Dans la lignée d’Euclide, est né un courant de géométrie que l’on pourrait dire « spéculative » car détachée de toute préoccupation matérielle, et petit à petit dénuée de tout caractère sacré. Ce courant, à partir du XVIème siècle a submergé le reste. La géométrie est devenue une branche des mathématiques, se refusant à toute considération métaphysique.
Est-ce cette géométrie là à laquelle le Grand Maître Architecte doit se consacrer entièrement ? Revenons au rituel de réception pour nous éclairer. En premier lieu on demande aux récipiendaires de relever les plans du Temple, test préliminaire à leur réception. Puis on propose à leur réflexion un dialogue où il est souligné que le symbole commun à tous les degrés du Rite Écossais Ancien et Accepté est la construction d’un édifice. Cet édifice pourrait être n’importe quel Temple, puisque, pour les anciens, le Temple était le symbole de l’Univers, dont l’homme lui-même est l’image en tant que microcosme.

De quel Temple, de quel macrocosme, de quel microcosme le futur Grand Maître Architecte a-t-il relevé les plans ? La géométrie, celle du  moderne comme celle des anciens, recherche la beauté et l’harmonie dans des agencements de lignes ou de volumes qui obéissent à des lois immuables. C’est sur cette voie que doit se diriger le Grand Maître Architecte, mais au delà d’un simple plan d’édifice, il recherchera l’harmonie et la beauté d’un Univers dont il voudra comprendre la Loi Universelle, et parallèlement il voudra établir en lui-même, dans ce que nous appelons son Temple intérieur, cette même harmonie qu’il cherche au dehors.

Si l’étude des lignes et des volumes peut avoir un aspect propédeutique, pour introduire l’adepte dans le monde du raisonnement, elle n’est qu’une antichambre de la recherche constante du Franc-maçon du Rite Écossais Ancien et Accepté. Elle fait partie de l’outillage rationnel proposé dès le premier degré. Elle habitue à raisonner juste sur des figures fausses, à se débarrasser des préjugés pour analyser une situation, à appliquer rigoureusement des principes. Mais il faut voir l’idée sous le symbole : l’étude du monde qu’on lui a proposée en le recevant compagnon doit le conduire à la compréhension du monde, c’est à dire à la Connaissance.
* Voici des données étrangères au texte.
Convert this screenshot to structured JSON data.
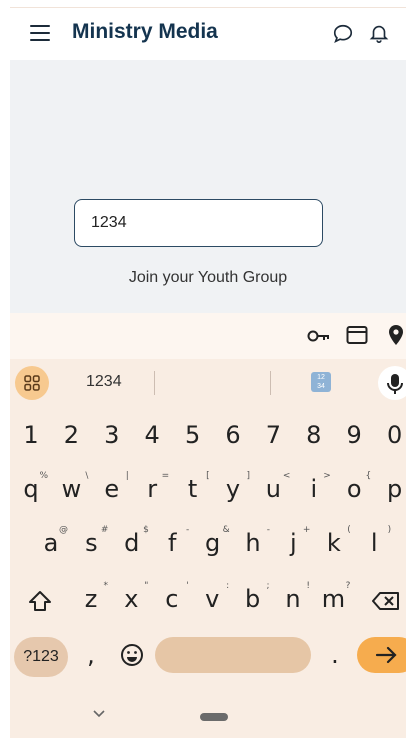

Pour y arriver, il devra retrouver ou conserver la notion de sacré : la Connaissance ne peut pas être le fait d’un esprit purement matérialiste. Pour qui veut comprendre le Cosmos, il faut savoir l’écouter, se rendre compte que, comme ce nom pythagoricien l’indique, il n’est pas un pur Chaos. Il devra saisir les correspondances et les reflets, il devra être sensible aux harmonies les plus inhabituelles pour pouvoir les apprécier. C’est une extrapolation de l’esprit du géomètre attentif à la fois au détail et à l’ensemble, qui lui permettra de s’engager sur cette voie.

La géométrie que doit  étudier le Grand Maître Architecte est celle qui a pour objet les lignes privilégiées où passe l’énergie du Grand Architecte de l’Univers, les réseaux qui se tissent entre les esprits humains, les innombrables figures qu’on peut découvrir dans chacun d’entre eux, et la recherche de la Loi qui relie l’ensemble.